Hello all. I am having an issue with algae.

My tank is now just over a month old. For awhile things seemed good. Water only had the occasional day of green water, and a little spot algae on the glass.
Now almost every day I wake up to find the water extremely cloudy and green. The glass is becoming covered with green, and I think my moss is a lost cause as it too is covered in fuzzy green algae.
I have also noticed a weird type of algae growing in a couple spots. It looks like a green sea urchin, little bright green spikes all growing from one center location. Similar to hair algae but stiffer.

I have a black molly, an oto, a olive nerite, and some ghost shrimp, but they can't keep up with it.
I have been doing 20% WC twice a week. I have lowered my photo period from 10 hours to 7 and I stopped dosing ferts.

Here is my tank specs

29g
T5HO 4 x 24w 6700k @ 7 hours/day
Pressurized CO2 (got it up pretty high)
Stopped dosing ferts but was dosing Seachem Flourish, and Seachem iron/potassium- as directed.
Filtration- cheap little canister filter, penguin hanging filter and powerhead in tank for current. Lots of filtration. lol
Substrate- Seachem fluorite covered in Aquasoil Amazonia
Lots of plants, Java ferns, Taiwan moss Myaca, Myrio, giant hairgrass, vals, glosso, and HC.
All kinds of fish and inverts.

What should I do? I am afraid of doing a 3 day blackout.... are water changes the answer? I have been manually removing it and doing water changes right after. 
I thought the plants would eventually outpace the algae, but it seems like both the algae and plants are doing well. 

Another thing I was wondering. 2 of my light bulbs are brand new, and 2 are around 10 months old. Could old bulbs be the culprit? Not putting out the right spectrum of light?


----------



## Green024 (Sep 19, 2009)

http://www.jsctech.co.uk/theplantedtank/algae.htm

"Ammonia is often the main cause green water. There may have been an ammonia spike that isn't detected with test kits. Other possible causes are an imbalance of nutrients and/or low CO2 levels."

Your "sea urchin" like algae sounds like Cladophora. Nasty stuff, and hard to get rid of.

Two bulbs is all you need over a 29 gallon. Maybe even one T5 HO bulb will do.

I fought a green water problem for several days with no luck. So I purchased a UV filter, problem solved. Here is the thread i posted about my green water issue.


----------



## scags (Sep 22, 2003)

Hmmm, maybe I will look into a UV filter and cut back even more on the lighting.

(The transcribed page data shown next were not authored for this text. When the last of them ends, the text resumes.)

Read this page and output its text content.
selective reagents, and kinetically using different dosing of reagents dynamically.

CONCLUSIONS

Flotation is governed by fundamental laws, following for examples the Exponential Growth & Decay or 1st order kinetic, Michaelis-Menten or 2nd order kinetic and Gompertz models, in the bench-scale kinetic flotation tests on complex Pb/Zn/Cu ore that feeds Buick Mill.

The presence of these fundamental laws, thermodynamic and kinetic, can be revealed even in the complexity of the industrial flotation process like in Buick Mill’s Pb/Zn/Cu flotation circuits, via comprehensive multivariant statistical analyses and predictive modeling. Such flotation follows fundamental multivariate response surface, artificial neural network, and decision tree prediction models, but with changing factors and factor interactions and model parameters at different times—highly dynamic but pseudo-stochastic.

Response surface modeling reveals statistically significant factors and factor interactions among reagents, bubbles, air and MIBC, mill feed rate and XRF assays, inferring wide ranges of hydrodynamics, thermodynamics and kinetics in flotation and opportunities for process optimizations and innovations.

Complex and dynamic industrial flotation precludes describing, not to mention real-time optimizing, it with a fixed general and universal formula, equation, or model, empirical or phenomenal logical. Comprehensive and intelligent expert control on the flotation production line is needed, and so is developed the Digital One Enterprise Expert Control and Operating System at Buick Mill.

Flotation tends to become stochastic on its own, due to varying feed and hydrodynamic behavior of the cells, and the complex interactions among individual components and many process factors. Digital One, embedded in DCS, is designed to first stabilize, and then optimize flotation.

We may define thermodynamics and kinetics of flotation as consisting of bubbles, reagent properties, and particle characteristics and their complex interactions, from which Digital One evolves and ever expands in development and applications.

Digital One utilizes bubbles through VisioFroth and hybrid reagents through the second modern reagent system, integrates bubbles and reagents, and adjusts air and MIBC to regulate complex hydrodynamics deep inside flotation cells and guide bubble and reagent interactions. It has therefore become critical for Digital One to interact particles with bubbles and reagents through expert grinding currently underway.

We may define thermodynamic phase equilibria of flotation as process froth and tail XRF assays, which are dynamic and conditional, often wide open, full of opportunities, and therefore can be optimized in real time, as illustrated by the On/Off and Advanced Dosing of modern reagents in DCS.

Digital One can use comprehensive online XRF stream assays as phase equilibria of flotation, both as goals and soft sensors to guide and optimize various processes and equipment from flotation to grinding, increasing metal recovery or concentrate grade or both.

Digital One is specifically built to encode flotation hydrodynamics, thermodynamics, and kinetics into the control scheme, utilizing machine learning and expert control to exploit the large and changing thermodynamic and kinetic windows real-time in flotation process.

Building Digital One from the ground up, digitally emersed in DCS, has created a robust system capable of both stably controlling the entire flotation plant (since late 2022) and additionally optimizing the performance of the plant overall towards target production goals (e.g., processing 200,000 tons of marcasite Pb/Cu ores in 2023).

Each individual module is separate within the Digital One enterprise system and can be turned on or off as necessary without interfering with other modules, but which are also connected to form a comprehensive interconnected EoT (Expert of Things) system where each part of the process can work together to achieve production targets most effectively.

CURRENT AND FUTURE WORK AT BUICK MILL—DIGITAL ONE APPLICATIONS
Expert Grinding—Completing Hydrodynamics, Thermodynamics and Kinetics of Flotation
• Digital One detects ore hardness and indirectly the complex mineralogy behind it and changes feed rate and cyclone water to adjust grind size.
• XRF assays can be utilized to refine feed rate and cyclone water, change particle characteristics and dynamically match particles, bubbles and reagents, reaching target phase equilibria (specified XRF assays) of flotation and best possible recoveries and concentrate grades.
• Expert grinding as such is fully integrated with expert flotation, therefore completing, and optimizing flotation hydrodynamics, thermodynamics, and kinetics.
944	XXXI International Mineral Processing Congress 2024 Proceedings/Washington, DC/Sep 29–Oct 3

My ammonia level checked fine, but I don't check it every day.
I figured the water changes would solve the nutrient imbalance.


----------



## scags (Sep 22, 2003)

It seemed to get significantly worse once I stopped dosing Flourish Excel. I stopped dosing Excel because my shrimp kept freaking out and dying. People here said that excel does that and that it's poisonous, although Seachem claims it is shrimp safe.


----------



## Green024 (Sep 19, 2009)

I would also suggest switching over to dry ferts. I do not know much about liquids, but I do know that they will cost you more in the long run on a 30 gallon tank. Hydrogen Peroxide works just as well as Excel. There shouldn't be a need to dose with flourish excel, I only use it to spot treat algae nowadays.
Someone will correct me if I am wrong, but I am just going by exp.


----------



## NJAquaBarren (Sep 16, 2009)

+1 uv filter

Liquid fertz aren't the source. Liquid vs dry won't matter other than expense.


----------



## ValorG (Dec 27, 2003)

Uv filterrrrrrr


----------



## Beeps (Jan 5, 2010)

UV Sterilizer will work wonders. I went through a bloom in my new tanks first month after I messed with the canister filter. Water was like pea soup. 4 days after putting in a Sterilizer my tank is so clear it's hard to believe there is any water in there. I bought an inexpensive one from Petsmart but still cost me $49.


----------



## Buff Daddy (Oct 19, 2010)

X infinity on the UV filter... Too easy to setup with a powerhead. There have been some great deals on the Bay lately.


----------



## houseofcards (Mar 21, 2009)

Buff Daddy said:


> X infinity on the UV filter


X infinity and beyond. If you have GW, don't try to figure out the 'balance' if set properly the UV will keep your tank crystal and also benefit fish.


----------